Interest expense for the third quarter of 2023 was $5.8 million compared with $4.2 million a year ago. The increase reflected increased interest rates on the senior term loan and credit facility.
The company reported third-quarter 2023 net income of $6.8 million, or $0.93 per diluted share, compared to net income of $5.7 million, or $0.77 per diluted share, in the third quarter of 2022. Adjusted net income for the third quarter of 2023 was $8.0 million, or $1.09 per diluted share, compared to adjusted net income of $5.5 million, or $0.74 per diluted share in the year-ago period.
Balance Sheet Review
Cash and cash equivalents were $4.2 million at September 30, 2023 compared to $7.3 million on the same date a year ago.

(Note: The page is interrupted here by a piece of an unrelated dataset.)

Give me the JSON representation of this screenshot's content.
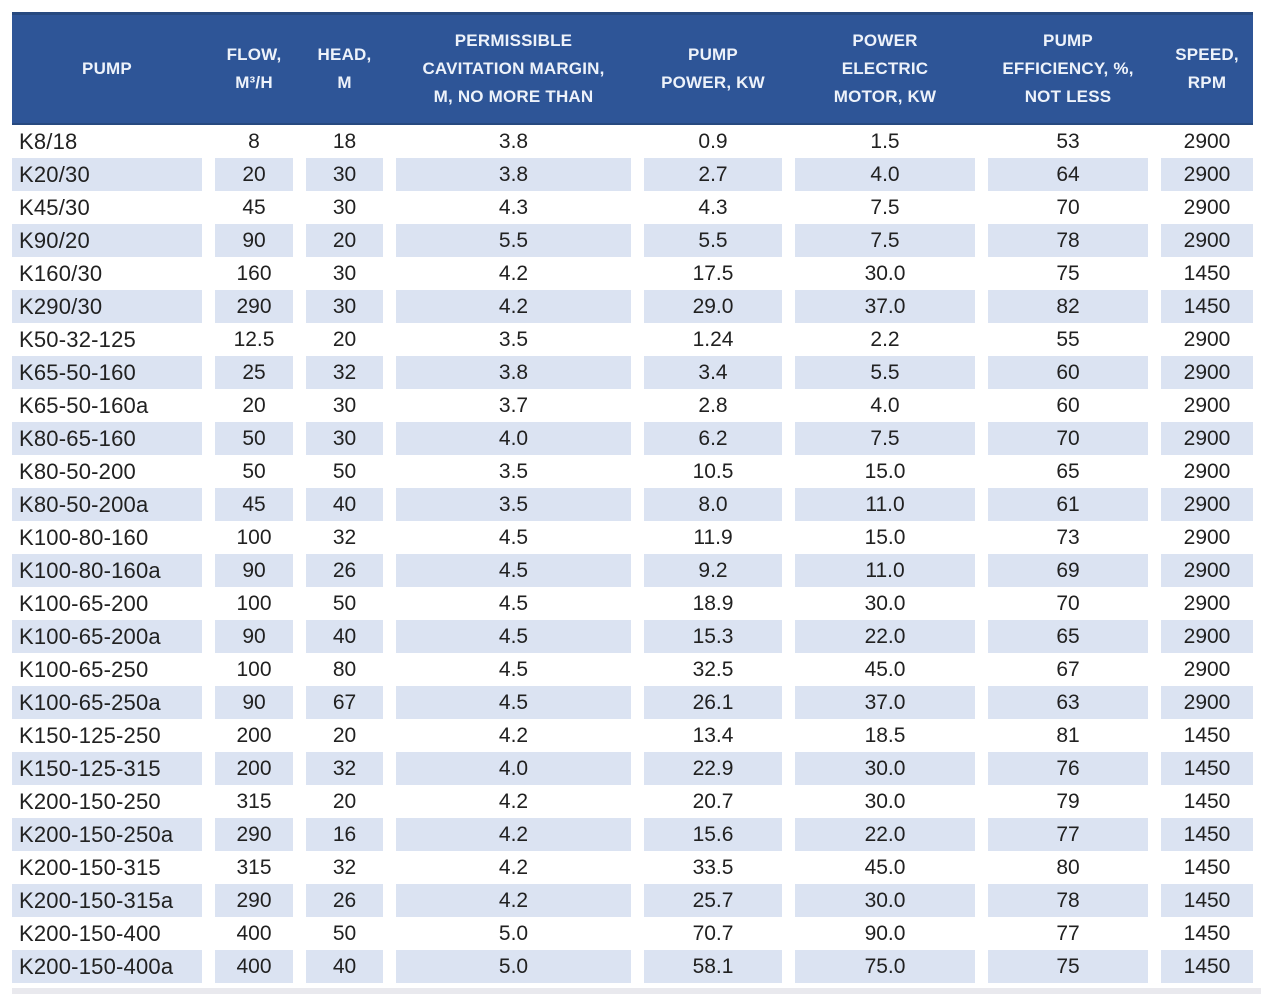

Total debt at September 30, 2023 was $213.9 million consisting of $88.6 million on our senior term loan and $127.4 million of borrowings under the company’s senior secured asset-backed credit facility. Compared with September 30, 2022 and December 31, 2022, total debt at September 30, 2023 was down 24.9 percent and 16.7 percent, respectively.
Inventories at September 30, 2023 were $194.7 million, down 26.5 percent compared to $265.1 million on the same date a year ago and down 17.3 percent compared with $235.4 million at December 31, 2022.